Away from the dramas being played out on Wimbledon’s Centre Court lies one of the most unusual libraries in the UK. The Kenneth Ritchie Wimbledon Library sits in the Wimbledon Lawn Tennis Museum and boasts a glorious collection of pretty much anything in print related to tennis – from biographies to novels to stats compendiums.
The library stocks around 7,000 books which includes the novels – yes, really – that famous players in the past tried their hands at (or perhaps more accurately, lent their names too, other individuals doubtless doing the actual writing). So here is Ilie Nastase’s Tie Break and The Net, published in 1985 and 1987, respectively, and here is Martina Navratilova’s The Total Zone, published in 1994.
When it comes to fiction, it seems authors have long associated the game with three things – crime, sex, and money – and few would dispute that at least two of those still explain some of the fascinations with the game today. So here’s a copy of Death Serves an Ace by Helen Wills and Robert Murphy, published by Scribners in 1939, and here’s The Tennis Murders: A Dion Quince Mystery by Timothy Welch, published by Popular Library New York in 1976, with its ‘read me’ subtitle: “The courts filled up with corpses as a smooth slaying killer served up death with a savage twist.”
It is fascinating to note the swathes of social history captured on the shelves. Arthur Ashe, who died in 1993, remains the only black man to win the singles title at Wimbledon, the US Open, and the Australian Open.

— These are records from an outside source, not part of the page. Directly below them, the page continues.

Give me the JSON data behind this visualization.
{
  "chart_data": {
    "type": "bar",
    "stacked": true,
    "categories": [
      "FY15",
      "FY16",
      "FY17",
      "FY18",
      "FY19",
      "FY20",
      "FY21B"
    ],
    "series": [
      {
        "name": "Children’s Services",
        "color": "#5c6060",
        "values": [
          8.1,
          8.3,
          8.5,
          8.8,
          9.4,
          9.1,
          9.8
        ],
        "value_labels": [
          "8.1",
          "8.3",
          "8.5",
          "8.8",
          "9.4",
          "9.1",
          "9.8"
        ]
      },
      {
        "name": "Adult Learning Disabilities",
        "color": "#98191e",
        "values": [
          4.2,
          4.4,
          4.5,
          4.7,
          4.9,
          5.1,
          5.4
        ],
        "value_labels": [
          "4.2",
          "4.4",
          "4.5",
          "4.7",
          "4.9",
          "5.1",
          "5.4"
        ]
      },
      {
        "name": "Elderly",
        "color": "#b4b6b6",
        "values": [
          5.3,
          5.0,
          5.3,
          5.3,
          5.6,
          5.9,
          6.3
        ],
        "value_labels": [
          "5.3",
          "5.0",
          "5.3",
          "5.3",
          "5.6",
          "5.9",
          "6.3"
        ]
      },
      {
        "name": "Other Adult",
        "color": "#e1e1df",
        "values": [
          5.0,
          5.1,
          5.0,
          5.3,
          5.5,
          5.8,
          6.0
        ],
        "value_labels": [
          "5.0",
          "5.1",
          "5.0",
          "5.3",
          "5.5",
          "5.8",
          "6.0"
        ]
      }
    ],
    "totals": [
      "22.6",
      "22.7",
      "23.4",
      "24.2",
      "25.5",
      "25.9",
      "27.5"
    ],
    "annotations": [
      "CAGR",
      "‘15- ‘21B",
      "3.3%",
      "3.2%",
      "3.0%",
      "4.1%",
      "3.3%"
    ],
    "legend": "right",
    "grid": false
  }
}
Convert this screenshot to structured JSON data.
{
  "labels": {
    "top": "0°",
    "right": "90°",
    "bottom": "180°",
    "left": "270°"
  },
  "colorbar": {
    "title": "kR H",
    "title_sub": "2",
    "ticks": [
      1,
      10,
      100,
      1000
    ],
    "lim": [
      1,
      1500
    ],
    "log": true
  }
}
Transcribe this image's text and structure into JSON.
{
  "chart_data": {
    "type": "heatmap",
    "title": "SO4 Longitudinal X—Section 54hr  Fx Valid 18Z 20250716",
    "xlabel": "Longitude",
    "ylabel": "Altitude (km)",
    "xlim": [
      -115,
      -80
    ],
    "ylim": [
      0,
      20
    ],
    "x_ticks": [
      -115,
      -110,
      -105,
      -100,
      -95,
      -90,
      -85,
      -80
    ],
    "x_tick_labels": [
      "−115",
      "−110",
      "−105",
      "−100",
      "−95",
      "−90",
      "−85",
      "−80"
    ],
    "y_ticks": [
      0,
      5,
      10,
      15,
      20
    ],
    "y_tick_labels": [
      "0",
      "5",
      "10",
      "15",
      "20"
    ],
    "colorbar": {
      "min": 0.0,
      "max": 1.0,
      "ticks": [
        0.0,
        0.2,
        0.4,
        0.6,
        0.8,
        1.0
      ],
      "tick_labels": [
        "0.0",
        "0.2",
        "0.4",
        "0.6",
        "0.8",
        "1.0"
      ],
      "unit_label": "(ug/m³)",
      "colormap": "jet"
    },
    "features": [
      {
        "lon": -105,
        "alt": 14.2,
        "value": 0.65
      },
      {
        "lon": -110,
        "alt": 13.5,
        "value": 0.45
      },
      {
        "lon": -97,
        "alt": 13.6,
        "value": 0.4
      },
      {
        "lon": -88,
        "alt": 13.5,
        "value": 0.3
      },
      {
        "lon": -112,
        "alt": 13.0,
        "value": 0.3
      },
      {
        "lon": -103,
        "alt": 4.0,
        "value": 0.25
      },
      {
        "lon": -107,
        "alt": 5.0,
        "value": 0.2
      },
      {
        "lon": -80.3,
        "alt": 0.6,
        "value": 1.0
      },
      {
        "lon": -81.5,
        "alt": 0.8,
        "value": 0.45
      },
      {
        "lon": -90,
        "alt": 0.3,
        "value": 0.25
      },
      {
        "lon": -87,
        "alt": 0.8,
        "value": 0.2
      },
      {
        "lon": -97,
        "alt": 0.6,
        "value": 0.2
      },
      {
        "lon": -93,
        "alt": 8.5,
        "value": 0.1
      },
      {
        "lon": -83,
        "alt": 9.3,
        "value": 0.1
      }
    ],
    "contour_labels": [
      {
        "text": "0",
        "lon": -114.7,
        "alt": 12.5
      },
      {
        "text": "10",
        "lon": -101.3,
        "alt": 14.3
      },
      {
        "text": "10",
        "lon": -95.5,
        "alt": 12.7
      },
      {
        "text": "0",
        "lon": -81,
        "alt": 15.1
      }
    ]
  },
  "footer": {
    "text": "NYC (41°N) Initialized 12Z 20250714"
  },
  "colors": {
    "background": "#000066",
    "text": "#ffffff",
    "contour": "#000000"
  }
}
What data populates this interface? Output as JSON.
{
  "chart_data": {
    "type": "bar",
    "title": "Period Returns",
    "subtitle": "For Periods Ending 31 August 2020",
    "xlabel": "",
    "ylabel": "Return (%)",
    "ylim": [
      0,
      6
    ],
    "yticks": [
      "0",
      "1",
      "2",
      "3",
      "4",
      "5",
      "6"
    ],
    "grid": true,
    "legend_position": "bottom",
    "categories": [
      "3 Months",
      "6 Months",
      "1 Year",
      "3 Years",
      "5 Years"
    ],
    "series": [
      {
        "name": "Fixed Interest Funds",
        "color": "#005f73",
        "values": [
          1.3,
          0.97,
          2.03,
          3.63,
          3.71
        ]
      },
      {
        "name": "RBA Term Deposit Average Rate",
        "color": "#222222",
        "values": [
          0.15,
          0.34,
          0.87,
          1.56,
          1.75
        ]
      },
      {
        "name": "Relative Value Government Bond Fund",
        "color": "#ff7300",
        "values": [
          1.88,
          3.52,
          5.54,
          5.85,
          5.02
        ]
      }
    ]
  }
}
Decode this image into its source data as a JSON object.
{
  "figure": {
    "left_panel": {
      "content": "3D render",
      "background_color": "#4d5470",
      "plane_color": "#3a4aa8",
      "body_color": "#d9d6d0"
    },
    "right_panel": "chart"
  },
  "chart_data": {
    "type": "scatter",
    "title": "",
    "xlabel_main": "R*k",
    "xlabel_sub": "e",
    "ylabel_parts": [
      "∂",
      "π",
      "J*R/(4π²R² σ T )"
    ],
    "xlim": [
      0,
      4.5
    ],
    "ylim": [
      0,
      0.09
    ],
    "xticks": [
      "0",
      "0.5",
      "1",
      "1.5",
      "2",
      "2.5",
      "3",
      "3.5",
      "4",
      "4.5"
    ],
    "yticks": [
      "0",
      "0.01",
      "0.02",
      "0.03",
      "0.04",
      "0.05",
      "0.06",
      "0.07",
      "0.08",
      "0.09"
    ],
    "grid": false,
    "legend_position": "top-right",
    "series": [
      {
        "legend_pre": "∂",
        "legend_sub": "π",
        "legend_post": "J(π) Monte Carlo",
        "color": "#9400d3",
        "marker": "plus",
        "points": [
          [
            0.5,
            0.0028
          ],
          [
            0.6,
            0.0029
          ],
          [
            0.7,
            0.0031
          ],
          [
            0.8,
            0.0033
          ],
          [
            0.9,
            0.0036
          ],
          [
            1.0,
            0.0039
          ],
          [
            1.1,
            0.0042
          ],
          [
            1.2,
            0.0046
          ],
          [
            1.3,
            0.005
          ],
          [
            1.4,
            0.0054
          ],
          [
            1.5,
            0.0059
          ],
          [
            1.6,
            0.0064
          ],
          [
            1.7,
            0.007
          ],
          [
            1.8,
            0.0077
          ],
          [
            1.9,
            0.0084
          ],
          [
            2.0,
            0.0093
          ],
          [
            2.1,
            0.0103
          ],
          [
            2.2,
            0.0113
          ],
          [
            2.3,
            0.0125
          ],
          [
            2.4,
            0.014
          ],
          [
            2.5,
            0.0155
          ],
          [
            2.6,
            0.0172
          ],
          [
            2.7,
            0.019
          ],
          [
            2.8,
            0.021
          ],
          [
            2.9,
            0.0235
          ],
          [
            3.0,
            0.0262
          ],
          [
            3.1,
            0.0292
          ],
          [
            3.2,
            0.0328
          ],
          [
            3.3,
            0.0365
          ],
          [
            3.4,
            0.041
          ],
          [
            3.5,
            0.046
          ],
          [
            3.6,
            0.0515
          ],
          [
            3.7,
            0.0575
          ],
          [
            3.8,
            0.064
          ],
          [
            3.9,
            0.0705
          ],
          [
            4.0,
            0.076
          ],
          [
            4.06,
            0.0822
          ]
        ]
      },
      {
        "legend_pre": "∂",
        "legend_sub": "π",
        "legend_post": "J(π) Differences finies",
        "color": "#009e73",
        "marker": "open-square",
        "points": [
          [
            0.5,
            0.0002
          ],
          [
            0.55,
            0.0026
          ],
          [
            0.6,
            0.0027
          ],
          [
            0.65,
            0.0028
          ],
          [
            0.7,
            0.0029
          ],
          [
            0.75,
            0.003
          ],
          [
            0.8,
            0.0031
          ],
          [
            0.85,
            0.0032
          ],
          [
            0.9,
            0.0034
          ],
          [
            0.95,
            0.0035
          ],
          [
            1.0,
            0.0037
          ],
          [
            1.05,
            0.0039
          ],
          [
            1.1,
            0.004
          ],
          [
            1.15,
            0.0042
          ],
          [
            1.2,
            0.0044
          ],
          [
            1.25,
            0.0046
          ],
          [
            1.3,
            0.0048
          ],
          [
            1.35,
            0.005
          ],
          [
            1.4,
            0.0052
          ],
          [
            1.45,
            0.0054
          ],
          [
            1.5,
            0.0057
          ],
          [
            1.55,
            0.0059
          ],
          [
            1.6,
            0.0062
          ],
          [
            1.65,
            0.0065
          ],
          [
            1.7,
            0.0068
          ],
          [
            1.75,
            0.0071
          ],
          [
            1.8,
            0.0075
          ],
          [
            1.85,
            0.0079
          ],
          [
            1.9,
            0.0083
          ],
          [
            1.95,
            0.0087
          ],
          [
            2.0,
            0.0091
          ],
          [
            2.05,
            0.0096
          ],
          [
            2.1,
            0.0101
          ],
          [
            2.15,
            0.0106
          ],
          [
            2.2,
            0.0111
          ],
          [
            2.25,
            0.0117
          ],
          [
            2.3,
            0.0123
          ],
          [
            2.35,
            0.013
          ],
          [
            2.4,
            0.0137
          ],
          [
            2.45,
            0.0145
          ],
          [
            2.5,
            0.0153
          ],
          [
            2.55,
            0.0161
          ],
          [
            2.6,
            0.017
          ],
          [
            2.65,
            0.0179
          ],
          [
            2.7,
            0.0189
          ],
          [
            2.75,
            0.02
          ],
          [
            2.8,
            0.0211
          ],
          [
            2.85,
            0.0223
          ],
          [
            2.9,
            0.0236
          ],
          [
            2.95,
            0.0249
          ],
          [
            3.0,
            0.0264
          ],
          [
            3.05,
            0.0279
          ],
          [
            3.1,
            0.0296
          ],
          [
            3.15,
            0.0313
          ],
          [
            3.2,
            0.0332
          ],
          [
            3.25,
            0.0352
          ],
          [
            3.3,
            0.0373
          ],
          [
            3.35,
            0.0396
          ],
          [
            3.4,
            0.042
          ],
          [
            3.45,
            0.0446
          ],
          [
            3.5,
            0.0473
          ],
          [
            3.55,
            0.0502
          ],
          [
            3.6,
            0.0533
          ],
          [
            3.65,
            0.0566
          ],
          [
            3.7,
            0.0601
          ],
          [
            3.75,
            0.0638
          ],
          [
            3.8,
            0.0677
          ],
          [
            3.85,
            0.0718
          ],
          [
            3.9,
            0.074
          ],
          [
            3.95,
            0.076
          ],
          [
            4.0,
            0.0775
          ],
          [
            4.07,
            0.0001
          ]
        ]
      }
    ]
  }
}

The library has an old copy of his memoirs Advantage Ashe, published in 1967 by Coward-McCann Inc, New York. It has the subtitle: “The Story of the Young Negro who stormed the exclusive world of tennis to become the United States ranking amateur.” Contrast this with 2007’s Charging the Net – A History of Blacks in Tennis from Althea Gibson and Arthur Ashe to the Williams Sisters, by Cecil Harris and Larryette Kyle-Debose, published by Ivan R. Dee of Chicago. Changing times, changing language.
Founded in 1977 by Alan Little, Honorary Librarian, and compiler of the annual Wimbledon Compendium statistics resource, the Kenneth Ritchie Wimbledon Library is named after Lord Ritchie of Dundee, who was for many years a member of the management committee of the Championships.
It is a special place. Here, the players of yesterday who once graced the hallowed grass on the courts above, have another life altogether – and a kind of quiet, respectful immortality.